Pham Linh Manh, Parlavantzas Nikos, Le Huy-Ham, Bui Quang Hung
University of Engineering and Technology, Vietnam National University, 144 Xuan Thuy, Cau Giay, Hanoi 10000, Vietnam.
Campus Universitaire de Beaulieu, Université de Rennes, Inria, CNRS, IRISA, 35042 Rennes, France.
Animals (Basel). 2021 Sep 19;11(9):2743. doi: 10.3390/ani11092743.
The spread of disease in livestock is an important research topic of veterinary epidemiology because it provides warnings or advice to organizations responsible for the protection of animal health in particular and public health in general. Disease transmission simulation programs are often deployed with different species, disease types, or epidemiological models, and each research team manages its own set of parameters relevant to their target diseases and concerns, resulting in limited cooperation and reuse of research results. Furthermore, these simulation and decision support tools often require a large amount of computational power, especially for models involving tens of thousands of herds with millions of individuals spread over a large geographical area such as a region or a country. It is a matter of fact that epidemic simulation programs are often heterogeneous, but they often share some common workflows including processing of input data and execution of simulation, as well as storage, analysis, and visualization of results. In this article, we propose a novel architectural framework for simultaneously deploying any epidemic simulation program both on premises and on the cloud to improve performance and scalability. We also conduct some experiments to evaluate the proposed architectural framework on some aspects when applying it to simulate the spread of African swine fever in Vietnam.
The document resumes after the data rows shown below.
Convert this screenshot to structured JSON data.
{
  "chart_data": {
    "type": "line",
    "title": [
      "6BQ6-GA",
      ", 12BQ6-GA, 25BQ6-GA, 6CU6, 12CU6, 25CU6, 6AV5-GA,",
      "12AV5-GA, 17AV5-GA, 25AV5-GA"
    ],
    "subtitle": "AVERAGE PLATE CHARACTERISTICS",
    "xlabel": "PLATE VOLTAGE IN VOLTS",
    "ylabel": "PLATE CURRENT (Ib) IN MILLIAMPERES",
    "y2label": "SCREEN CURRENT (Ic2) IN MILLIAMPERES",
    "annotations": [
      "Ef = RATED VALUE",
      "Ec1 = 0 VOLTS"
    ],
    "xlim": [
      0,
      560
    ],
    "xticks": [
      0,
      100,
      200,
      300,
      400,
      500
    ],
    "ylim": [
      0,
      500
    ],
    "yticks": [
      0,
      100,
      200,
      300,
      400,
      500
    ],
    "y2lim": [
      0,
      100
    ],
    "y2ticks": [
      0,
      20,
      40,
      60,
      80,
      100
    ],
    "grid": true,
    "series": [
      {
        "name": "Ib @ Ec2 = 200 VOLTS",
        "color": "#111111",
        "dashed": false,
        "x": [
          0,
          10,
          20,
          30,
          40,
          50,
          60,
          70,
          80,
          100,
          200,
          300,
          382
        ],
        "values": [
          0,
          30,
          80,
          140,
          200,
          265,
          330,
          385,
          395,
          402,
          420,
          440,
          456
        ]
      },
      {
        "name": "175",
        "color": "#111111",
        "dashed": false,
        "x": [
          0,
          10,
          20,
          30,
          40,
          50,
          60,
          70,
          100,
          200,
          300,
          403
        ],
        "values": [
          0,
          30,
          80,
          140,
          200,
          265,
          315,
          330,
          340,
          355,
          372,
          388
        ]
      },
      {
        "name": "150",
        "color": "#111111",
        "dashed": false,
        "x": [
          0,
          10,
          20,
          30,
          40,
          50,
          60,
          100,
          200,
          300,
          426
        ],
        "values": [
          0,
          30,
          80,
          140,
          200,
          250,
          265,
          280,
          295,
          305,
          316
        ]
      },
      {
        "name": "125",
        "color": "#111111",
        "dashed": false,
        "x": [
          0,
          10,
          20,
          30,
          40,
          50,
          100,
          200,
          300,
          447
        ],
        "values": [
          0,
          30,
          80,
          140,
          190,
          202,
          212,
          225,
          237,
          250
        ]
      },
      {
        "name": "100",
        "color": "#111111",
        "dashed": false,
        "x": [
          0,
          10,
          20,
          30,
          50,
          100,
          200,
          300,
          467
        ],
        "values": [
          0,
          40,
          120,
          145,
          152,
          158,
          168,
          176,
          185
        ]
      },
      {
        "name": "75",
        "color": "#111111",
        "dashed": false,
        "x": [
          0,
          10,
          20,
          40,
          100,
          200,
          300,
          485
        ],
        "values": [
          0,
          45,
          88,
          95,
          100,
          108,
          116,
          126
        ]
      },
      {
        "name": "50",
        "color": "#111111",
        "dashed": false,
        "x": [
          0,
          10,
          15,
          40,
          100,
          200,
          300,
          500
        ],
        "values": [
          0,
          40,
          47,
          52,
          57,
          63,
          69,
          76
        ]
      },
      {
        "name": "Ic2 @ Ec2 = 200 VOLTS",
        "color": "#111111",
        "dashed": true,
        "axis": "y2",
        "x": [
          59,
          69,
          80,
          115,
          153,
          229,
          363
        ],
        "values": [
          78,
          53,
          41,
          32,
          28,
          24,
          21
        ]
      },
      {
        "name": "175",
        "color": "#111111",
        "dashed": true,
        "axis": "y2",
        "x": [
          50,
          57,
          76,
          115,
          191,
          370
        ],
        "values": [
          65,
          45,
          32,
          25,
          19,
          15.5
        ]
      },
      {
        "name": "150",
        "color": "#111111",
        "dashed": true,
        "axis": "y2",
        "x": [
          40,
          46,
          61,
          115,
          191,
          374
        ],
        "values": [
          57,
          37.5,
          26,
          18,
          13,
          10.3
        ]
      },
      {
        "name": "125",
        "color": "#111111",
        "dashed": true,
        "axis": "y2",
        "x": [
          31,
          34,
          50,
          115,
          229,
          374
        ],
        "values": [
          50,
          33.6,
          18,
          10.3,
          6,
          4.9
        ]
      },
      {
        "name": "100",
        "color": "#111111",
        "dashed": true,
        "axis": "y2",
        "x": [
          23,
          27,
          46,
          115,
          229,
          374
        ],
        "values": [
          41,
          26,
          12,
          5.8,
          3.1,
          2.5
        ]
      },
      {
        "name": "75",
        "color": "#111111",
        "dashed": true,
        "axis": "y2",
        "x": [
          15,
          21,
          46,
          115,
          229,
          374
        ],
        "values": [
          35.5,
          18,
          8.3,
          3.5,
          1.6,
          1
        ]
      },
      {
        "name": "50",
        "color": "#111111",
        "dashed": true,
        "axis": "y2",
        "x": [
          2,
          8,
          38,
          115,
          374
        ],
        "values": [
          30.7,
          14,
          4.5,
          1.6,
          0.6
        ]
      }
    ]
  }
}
牲畜疾病的传播是兽医流行病学的一个重要研究课题,因为它能为负责动物健康保护(尤其是动物健康,总体上也包括公共健康)的组织提供预警或建议。疾病传播模拟程序通常针对不同物种、疾病类型或流行病学模型进行部署,每个研究团队管理与自身目标疾病及关注点相关的参数集,这导致研究结果的合作与复用受限。此外,这些模拟和决策支持工具通常需要大量计算能力,特别是对于涉及分布在如一个地区或一个国家等大面积地理区域内、拥有数百万个体的数万畜群的模型。事实上,疫情模拟程序往往是异构的,但它们通常共享一些常见工作流程,包括输入数据处理和模拟执行,以及结果的存储、分析和可视化。在本文中,我们提出了一种新颖的架构框架,用于同时在本地和云端部署任何疫情模拟程序,以提高性能和可扩展性。我们还进行了一些实验,在将该架构框架应用于模拟越南非洲猪瘟传播时,从某些方面对其进行评估。